С большевиками у нас не было никаких разногласий, по крайней мере крупных; с меньшевиками же дело шло худо: Троцкий всеми мерами старался убедить Мартова отказаться от связи с оборонцами. Заседания редакции превращались в длиннейшие дискуссии, во время которых Мартов с изумительной гибкостью ума, почти с каким-то софистическим пронырством избегал прямого ответа на то, рвет ли он со своими оборонцами, а Троцкий наступал на него порою очень гневно. Дело дошло до почти абсолютного разрыва между Троцким и Мартовым, к которому, между прочим, как к политическому уму, Троцкий всегда относился с огромным уважением, а вместе с тем между нами, левыми интернационалистами, и мартовской группой.
За это время между мной и Троцким оказалось столько политических точек соприкосновения, что, пожалуй, мы были ближе всего друг к другу; всякие переговоры от его лица, а с ним от лица других редакторов приходилось вести мне. Мы очень часто выступали вместе с ним на разных эмигрантских студенческих собраниях, вместе редактировали различные прокламации, – словом, были в самом тесном союзе. И эта линия связала нас так, что именно с этих пор продолжаются наши дружественные отношения. Оговорюсь, однако, что эта близость наша, которой я, конечно, горжусь, базировалась и базируется исключительно на тождественности политической позиции и на подкупающей широкой талантливости Троцкого.

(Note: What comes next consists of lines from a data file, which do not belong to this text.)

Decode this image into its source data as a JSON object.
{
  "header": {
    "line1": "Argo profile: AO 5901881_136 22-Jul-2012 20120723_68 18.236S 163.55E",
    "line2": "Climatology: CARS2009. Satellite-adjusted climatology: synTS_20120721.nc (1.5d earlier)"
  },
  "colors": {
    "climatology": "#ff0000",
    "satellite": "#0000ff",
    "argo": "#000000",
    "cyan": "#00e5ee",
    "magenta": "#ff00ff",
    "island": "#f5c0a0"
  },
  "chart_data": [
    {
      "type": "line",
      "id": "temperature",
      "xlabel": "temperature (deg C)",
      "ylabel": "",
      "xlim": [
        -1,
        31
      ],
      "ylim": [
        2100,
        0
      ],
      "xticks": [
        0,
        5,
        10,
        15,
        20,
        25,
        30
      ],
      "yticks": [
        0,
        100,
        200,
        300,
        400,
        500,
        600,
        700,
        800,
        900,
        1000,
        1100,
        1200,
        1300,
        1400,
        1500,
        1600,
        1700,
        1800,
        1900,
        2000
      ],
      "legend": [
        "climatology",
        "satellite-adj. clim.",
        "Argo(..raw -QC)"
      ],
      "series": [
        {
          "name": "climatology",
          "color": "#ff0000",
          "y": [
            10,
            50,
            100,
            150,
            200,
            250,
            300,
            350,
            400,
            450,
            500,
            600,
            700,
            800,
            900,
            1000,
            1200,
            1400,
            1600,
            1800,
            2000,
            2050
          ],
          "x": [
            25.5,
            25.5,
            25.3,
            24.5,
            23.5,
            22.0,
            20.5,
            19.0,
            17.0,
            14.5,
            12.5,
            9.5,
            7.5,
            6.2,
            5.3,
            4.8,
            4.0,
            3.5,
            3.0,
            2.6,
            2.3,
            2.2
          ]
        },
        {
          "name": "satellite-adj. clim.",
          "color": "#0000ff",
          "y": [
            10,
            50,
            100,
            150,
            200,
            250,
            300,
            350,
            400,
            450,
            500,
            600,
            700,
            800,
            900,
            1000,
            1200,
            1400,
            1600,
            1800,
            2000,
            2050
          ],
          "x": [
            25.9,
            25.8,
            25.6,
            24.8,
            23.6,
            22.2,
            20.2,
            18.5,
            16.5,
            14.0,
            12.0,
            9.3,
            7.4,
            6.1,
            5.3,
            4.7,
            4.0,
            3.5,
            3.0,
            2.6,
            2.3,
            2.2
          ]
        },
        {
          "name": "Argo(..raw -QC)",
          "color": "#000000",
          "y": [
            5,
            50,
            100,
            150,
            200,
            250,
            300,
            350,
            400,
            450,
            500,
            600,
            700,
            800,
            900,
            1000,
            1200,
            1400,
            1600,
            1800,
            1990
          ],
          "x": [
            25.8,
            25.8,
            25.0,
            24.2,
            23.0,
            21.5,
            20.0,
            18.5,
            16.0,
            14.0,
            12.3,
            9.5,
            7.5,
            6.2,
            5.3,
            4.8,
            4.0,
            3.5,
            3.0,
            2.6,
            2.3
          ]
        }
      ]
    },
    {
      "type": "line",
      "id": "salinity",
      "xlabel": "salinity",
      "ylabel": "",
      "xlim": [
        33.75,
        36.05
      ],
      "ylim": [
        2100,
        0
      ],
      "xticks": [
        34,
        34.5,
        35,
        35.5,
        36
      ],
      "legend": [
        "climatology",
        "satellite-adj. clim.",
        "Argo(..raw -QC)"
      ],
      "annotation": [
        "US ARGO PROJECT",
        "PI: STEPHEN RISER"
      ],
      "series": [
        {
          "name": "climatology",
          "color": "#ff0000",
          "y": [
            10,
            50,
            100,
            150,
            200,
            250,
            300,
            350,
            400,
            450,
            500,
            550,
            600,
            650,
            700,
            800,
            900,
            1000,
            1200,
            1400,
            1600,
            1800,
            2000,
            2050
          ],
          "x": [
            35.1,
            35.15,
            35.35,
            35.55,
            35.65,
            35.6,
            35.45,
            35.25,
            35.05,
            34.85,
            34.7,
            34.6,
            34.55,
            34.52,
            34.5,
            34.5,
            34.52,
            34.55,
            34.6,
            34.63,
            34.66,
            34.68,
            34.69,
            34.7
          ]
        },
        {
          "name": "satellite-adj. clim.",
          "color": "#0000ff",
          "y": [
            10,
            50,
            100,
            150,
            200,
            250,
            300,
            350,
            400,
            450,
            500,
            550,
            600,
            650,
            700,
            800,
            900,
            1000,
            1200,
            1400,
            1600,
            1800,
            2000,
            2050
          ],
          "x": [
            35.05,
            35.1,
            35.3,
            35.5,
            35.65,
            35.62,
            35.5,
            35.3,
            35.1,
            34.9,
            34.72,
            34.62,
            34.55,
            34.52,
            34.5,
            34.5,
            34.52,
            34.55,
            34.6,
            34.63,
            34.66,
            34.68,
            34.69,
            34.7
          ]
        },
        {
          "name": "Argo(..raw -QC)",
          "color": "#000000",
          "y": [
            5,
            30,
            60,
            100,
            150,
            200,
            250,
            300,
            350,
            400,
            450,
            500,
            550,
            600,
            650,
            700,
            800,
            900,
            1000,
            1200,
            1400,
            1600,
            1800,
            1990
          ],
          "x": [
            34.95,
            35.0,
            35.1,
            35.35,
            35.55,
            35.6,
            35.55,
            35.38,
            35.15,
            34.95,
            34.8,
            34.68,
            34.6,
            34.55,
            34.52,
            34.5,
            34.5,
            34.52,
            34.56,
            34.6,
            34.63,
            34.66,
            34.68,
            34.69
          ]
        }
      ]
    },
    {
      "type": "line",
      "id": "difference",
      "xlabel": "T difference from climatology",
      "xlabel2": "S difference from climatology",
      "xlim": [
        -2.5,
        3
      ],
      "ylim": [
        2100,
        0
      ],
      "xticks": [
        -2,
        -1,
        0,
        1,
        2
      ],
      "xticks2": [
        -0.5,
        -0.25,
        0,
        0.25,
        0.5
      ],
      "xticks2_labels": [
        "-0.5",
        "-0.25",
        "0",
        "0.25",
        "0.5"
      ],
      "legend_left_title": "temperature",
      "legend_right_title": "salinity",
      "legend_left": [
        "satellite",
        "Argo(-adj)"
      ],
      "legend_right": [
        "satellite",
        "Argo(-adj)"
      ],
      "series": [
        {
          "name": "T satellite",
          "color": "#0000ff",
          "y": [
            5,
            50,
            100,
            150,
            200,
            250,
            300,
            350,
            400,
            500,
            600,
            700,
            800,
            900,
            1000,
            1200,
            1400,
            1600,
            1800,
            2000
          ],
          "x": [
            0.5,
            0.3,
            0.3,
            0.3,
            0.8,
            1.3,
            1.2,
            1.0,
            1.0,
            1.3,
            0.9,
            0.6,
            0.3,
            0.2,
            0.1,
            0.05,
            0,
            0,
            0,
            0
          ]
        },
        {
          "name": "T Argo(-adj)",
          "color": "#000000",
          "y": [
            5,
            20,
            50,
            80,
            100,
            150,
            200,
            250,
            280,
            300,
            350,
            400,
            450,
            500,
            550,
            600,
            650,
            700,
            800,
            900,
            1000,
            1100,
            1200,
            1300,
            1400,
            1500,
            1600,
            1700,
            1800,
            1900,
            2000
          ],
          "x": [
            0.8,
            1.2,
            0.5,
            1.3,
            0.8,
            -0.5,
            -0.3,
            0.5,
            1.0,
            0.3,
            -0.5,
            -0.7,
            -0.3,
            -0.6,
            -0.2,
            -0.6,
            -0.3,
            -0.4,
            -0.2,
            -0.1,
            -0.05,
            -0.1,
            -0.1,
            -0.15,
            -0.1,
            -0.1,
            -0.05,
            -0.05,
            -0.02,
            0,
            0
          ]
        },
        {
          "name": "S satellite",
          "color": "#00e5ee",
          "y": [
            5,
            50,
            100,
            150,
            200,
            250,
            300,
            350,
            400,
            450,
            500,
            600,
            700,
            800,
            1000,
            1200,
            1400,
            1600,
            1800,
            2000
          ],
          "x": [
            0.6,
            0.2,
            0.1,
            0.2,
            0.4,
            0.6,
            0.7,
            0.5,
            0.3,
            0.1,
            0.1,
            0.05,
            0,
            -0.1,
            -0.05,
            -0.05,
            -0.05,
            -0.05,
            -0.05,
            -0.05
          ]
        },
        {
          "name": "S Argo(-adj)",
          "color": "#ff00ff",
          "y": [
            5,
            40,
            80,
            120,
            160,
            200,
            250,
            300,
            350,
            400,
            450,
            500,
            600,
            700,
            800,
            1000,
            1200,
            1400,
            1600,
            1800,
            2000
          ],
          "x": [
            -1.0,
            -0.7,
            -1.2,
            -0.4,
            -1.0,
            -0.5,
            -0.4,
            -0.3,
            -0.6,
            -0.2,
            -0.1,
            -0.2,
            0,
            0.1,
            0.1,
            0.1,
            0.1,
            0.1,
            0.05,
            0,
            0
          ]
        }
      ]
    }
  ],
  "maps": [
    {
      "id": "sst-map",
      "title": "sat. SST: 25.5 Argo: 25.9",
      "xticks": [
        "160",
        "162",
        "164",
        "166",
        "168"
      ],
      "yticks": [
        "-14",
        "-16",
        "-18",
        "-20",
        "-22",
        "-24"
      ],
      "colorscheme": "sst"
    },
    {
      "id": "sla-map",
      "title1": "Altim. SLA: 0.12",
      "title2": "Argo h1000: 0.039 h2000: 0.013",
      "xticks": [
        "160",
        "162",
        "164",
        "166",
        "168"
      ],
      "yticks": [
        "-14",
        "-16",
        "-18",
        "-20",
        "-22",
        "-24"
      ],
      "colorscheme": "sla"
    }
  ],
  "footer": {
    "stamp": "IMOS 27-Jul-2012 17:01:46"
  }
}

Что касается других сторон духовной жизни Троцкого, то здесь, наоборот, я никак не мог нащупать ни малейшей возможности сближения с ним: к искусству отношение у него холодное, философию он считает вообще третьестепенной, широкие вопросы миросозерцания он как-то обходит, и, стало быть, многое из того, что является для меня центральным, не находило в нем никогда никакого отклика. Темой наших разговоров была почти исключительно политика. Так это остается и до сих пор.
Я всегда считал Троцкого человеком крупным. Да и кто же может в этом сомневаться? В Париже он уже сильно вырос в моих глазах как государственный ум и в дальнейшем рос все большие, не знаю, потому ли, что я лучше его узнавал и он лучше мог показать всю меру своей силы в широком масштабе, который отвела нам история, или потому, что действительно испытание революции и ее задачи реально вырастили его и увеличили размах его крыльев.